Thank you in advance.

Kenny


----------



## bobkberg (Dec 26, 2009)

Using the search bar at the top of the page gave several results the first one follows:
http://lumberjocks.com/DocK16/blog/13324

A Google search for "machinists chest plans" comes up with several more matches.

Good luck,


----------



## kennyd (Mar 9, 2010)

Thanks Bob. I'll give the google search a try.


----------



## lilredweldingrod (Nov 23, 2009)

You might try PlansNow.com


----------



## TopamaxSurvivor (May 2, 2008)

this one http://lumberjocks.com/projects/13628


----------



## kennyd (Mar 9, 2010)

Hi Everyone and thanks for your help. I've looked at all of the links you've provided but none of them are the one I saw. I believe that the one I was looking at had a Dark Walnut front panel that opened from the top down, slid inside the cabinet at the bottom, and exposed the interior drawers and compartments. I'll just keep looking. It's got to be here somewhere!

Thank you again.


----------



## hairy (Sep 23, 2008)

Check this one out. No plans, but plenty of inspiration.
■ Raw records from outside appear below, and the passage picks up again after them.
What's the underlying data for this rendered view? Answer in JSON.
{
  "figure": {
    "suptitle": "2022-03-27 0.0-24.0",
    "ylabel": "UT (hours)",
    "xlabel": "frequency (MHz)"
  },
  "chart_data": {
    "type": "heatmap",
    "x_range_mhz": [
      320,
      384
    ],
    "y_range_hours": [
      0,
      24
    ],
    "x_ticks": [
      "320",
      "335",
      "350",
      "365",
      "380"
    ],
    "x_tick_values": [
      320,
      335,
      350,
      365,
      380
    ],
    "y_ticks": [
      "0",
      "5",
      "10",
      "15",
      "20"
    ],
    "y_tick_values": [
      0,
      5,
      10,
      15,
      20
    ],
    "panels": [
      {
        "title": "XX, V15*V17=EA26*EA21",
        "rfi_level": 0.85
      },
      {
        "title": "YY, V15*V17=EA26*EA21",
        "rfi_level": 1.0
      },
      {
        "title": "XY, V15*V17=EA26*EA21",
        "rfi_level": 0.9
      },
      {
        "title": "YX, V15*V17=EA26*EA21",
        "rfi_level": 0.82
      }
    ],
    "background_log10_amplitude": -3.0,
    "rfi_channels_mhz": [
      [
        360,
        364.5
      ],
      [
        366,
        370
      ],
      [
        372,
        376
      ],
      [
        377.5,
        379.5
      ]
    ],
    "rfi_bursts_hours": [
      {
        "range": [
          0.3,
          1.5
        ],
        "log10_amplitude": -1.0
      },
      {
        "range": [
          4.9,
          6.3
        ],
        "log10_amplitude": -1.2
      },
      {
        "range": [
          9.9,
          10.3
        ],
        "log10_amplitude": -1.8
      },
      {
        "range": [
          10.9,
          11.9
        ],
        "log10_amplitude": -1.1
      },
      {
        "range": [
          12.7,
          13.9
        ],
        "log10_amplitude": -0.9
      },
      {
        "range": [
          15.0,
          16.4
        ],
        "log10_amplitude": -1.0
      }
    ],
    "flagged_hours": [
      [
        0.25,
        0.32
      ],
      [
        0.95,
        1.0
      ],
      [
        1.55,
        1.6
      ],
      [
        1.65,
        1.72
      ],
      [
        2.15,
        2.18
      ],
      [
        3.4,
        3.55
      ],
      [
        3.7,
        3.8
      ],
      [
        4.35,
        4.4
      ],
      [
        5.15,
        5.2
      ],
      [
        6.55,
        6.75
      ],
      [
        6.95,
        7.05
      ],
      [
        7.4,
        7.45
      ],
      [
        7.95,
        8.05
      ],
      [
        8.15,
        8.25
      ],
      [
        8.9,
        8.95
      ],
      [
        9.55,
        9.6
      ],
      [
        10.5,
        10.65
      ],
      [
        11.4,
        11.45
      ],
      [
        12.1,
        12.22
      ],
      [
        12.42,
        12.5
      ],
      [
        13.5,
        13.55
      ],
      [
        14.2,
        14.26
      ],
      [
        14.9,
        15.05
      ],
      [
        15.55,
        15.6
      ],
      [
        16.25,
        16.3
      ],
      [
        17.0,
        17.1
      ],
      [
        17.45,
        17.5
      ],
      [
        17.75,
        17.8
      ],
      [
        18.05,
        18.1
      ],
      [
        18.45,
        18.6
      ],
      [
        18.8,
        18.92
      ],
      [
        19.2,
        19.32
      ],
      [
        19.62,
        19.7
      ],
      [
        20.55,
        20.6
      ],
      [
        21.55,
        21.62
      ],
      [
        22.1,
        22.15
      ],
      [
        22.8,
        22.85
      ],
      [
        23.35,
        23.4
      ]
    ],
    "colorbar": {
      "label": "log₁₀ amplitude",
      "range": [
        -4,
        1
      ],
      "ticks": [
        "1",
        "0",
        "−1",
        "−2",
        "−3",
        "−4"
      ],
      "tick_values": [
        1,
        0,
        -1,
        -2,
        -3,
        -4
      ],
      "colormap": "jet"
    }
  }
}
http://www.garagejournal.com/forum/showthread.php?t=36156


----------



## KayBee (Jul 6, 2009)

If you can't find it on LJs, here are a few links to check out. I think that there is one that is similar to what you're looking for.
http://www.finewoodworking.com/contest/tool-chests-cabinets
http://www.finewoodworking.com/item/13880/classic-machinists-chest


----------



## jm82435 (Feb 26, 2008)

I built one in cherry:
http://lumberjocks.com/projects/5881


----------



## chebeaguewoodbutcher (Mar 27, 2008)

check out the one I built for my son on my projects page. this was reverse engineered from pictures at the grestner site.


----------



## kennyd (Mar 9, 2010)

Hairy, KayBee, jm, cheb, and anyone else following this thread….thank you all for the links. They're all beautiful and I can certainly use those for inspiration and ideas. As soon as I finish the two projects I'm working on the tool chest will be started. I can get my hands on some reclaimed chestnut from a friend. He also has some white oak, and walnut. I see a lot of cherry being used for these boxes. Is there any special reason for this or is it personal preference?


----------



## jm82435 (Feb 26, 2008)

It is beautiful.
Machines nicely.
It is also relatively stable. (I have a store bought one in beech that is all split up)


----------